Monument in Madrid, Spain

The Monument in Memory of the Victims of the COVID-19 Pandemic (Spanish: Monumento en recuerdo de las víctimas de la pandemia del COVID-19) is a steel sculpture in Madrid, Spain, located within the district of Retiro, at the intersection of Alcalá Street and Prado Walk. It commemorates people who died during the 2020 COVID-19 pandemic.
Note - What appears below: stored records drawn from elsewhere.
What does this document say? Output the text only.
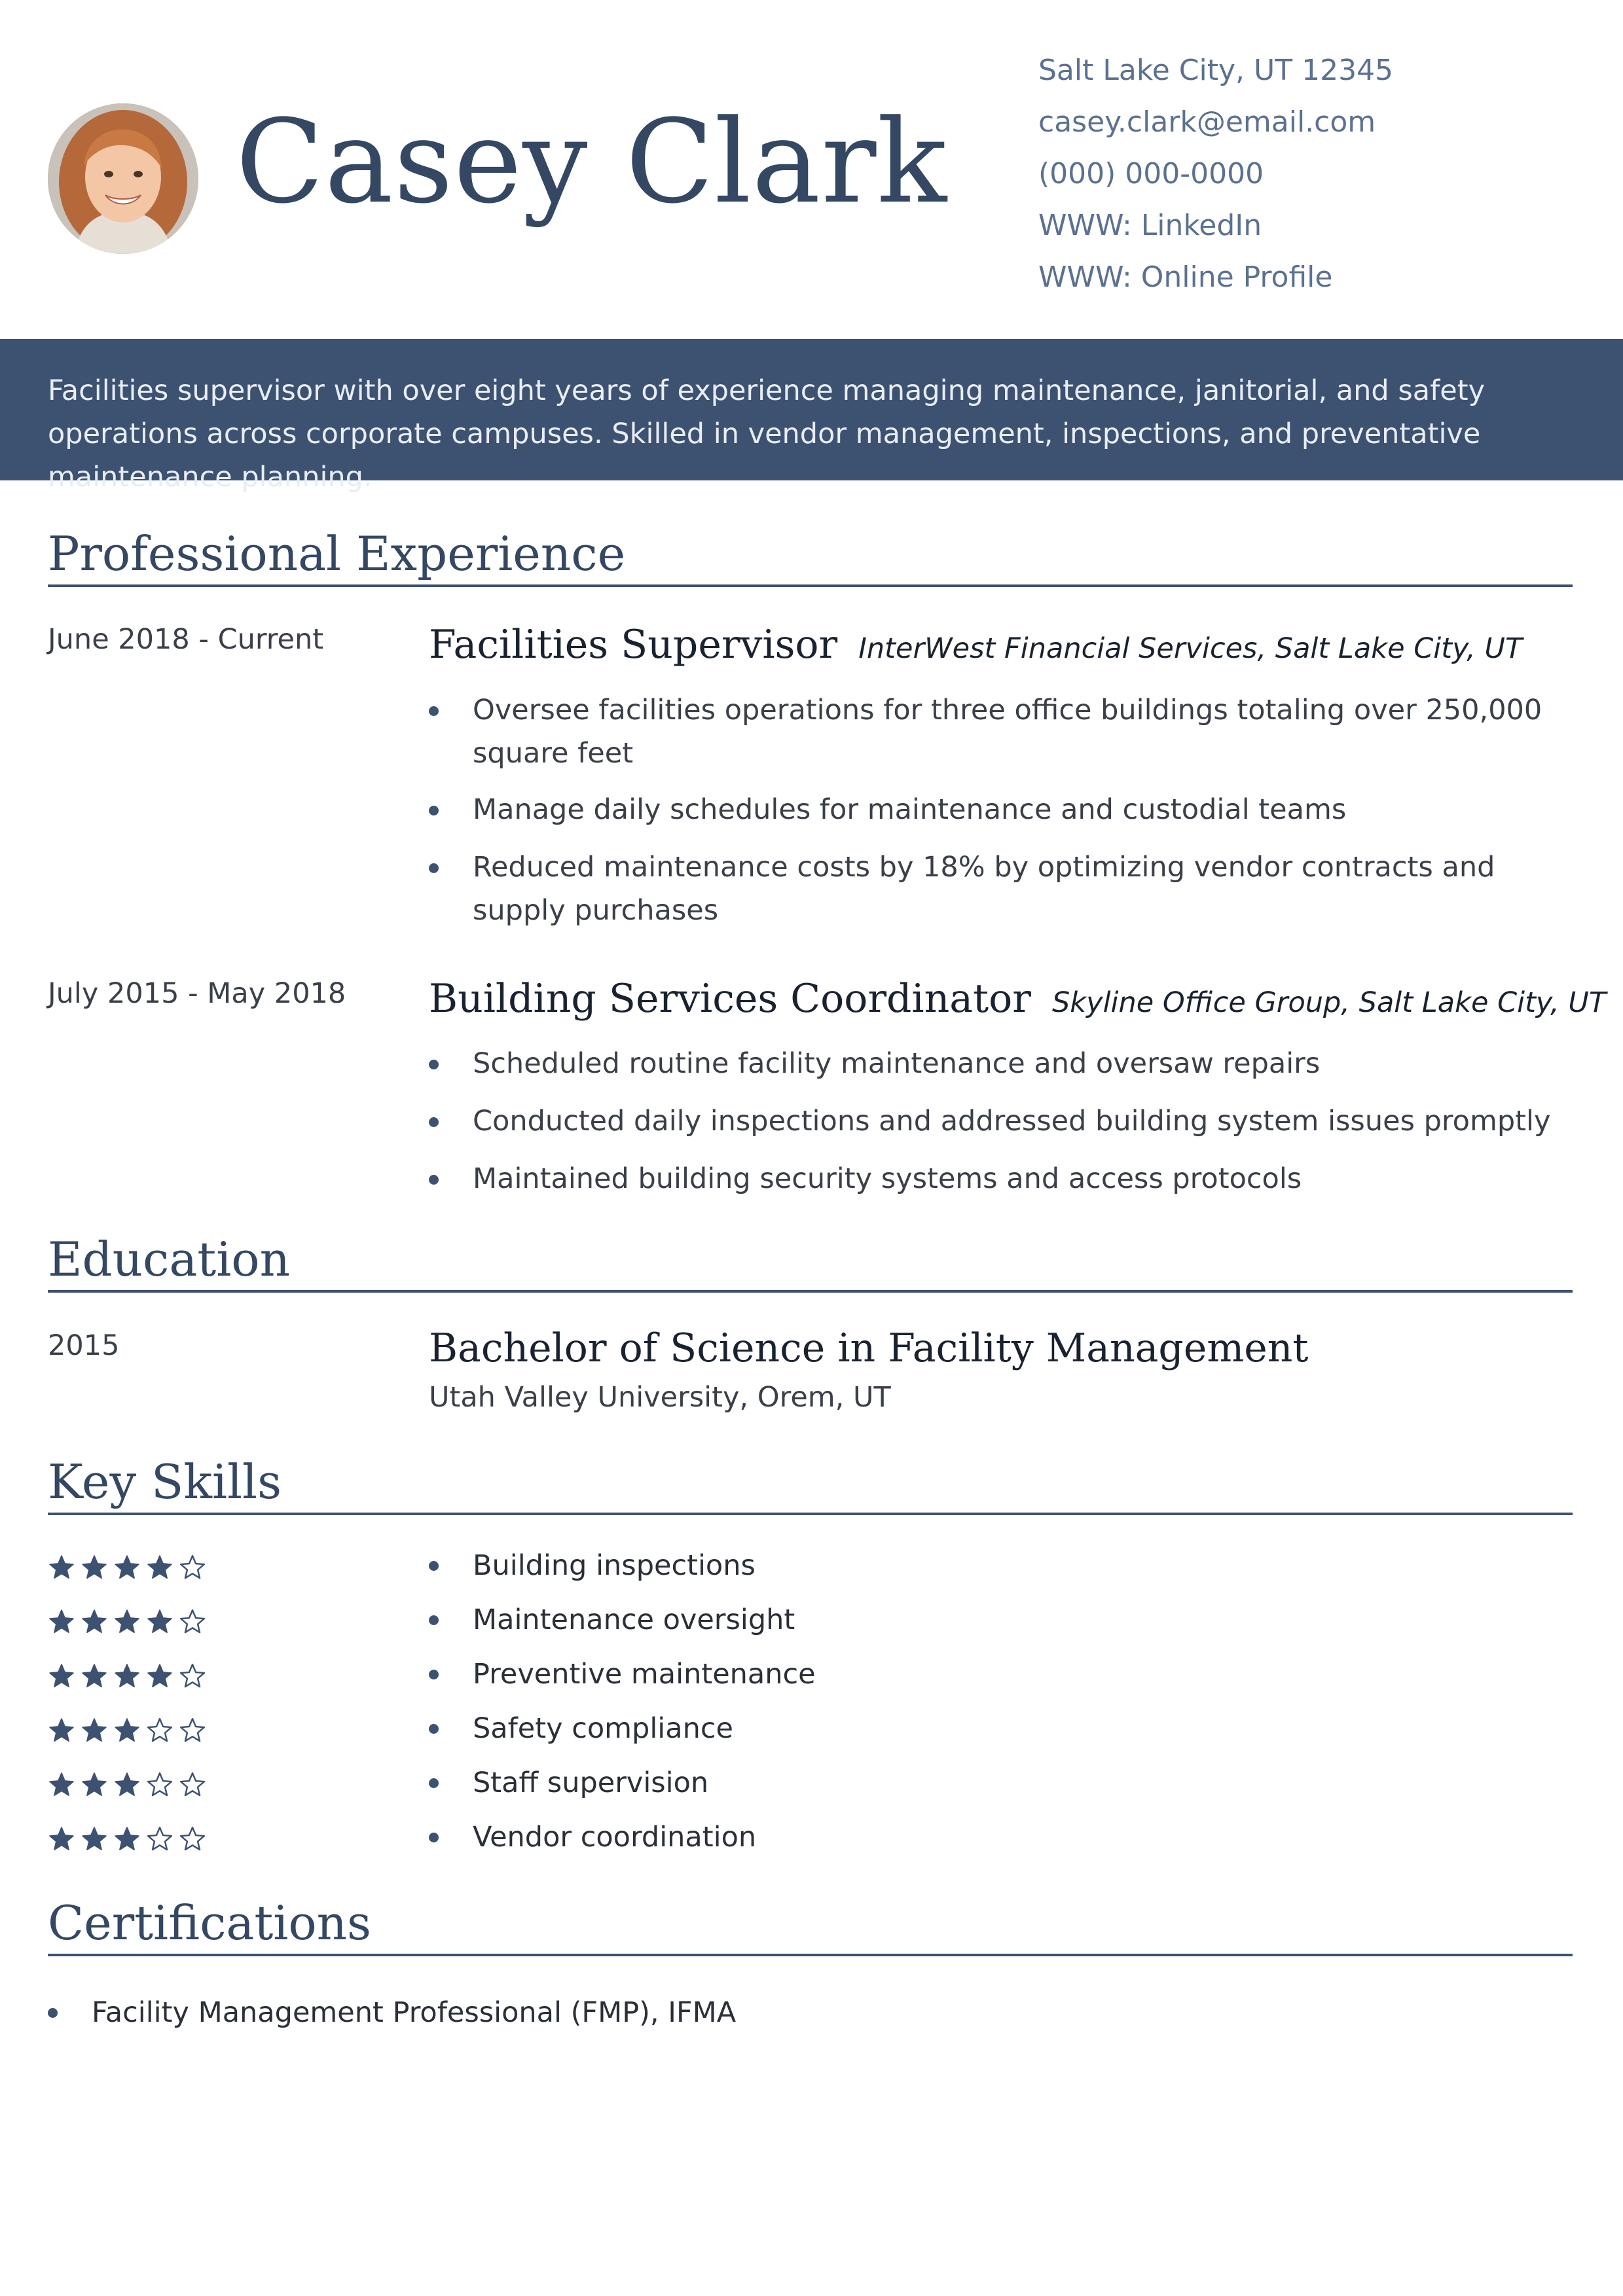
Casey Clark
Salt Lake City, UT 12345
casey.clark@email.com
(000) 000-0000
WWW: LinkedIn
WWW: Online Profile

Facilities supervisor with over eight years of experience managing maintenance, janitorial, and safety operations across corporate campuses. Skilled in vendor management, inspections, and preventative maintenance planning.

Professional Experience
June 2018 - Current	Facilities Supervisor InterWest Financial Services, Salt Lake City, UT
Oversee facilities operations for three office buildings totaling over 250,000 square feet
Manage daily schedules for maintenance and custodial teams
Reduced maintenance costs by 18% by optimizing vendor contracts and supply purchases
July 2015 - May 2018 Building Services Coordinator Skyline Office Group, Salt Lake City, UT
Scheduled routine facility maintenance and oversaw repairs
Conducted daily inspections and addressed building system issues promptly
Maintained building security systems and access protocols
Education
2015	Bachelor of Science in Facility Management
Utah Valley University, Orem, UT
Key Skills
Building inspections
Maintenance oversight
Preventive maintenance
Safety compliance
Staff supervision
Vendor coordination
Certifications
Facility Management Professional (FMP), IFMA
The monument was designed by Carlos Rubio Carvajal, and unveiled on 15 May 2020.

== History ==
The monument was designed by architect Carlos Rubio Carvajal, and unveiled on 15 May 2020.

== Characteristics ==
The monument is placed at Alcalá Street, at the intersection with Prado Walk, and in front of the Cybele Palace. It is located in the administrative neighbourhood of Jerónimos of the district of Retiro. Made of black steel, it consists of a circle that is almost 2 m in diameter, and which rests on a prism. On the circular piece is the Spanish inscription "Vuestra llama nunca se apagará en nuestro corazón" (translation: Your flame will never go out in our hearts). The same inscription is also on a plaque mounted in front of the monument. From its centre is burning a constant flame. Originally, it was fueled with propane cylinders, which were later replaced with gas, to keep it permanent.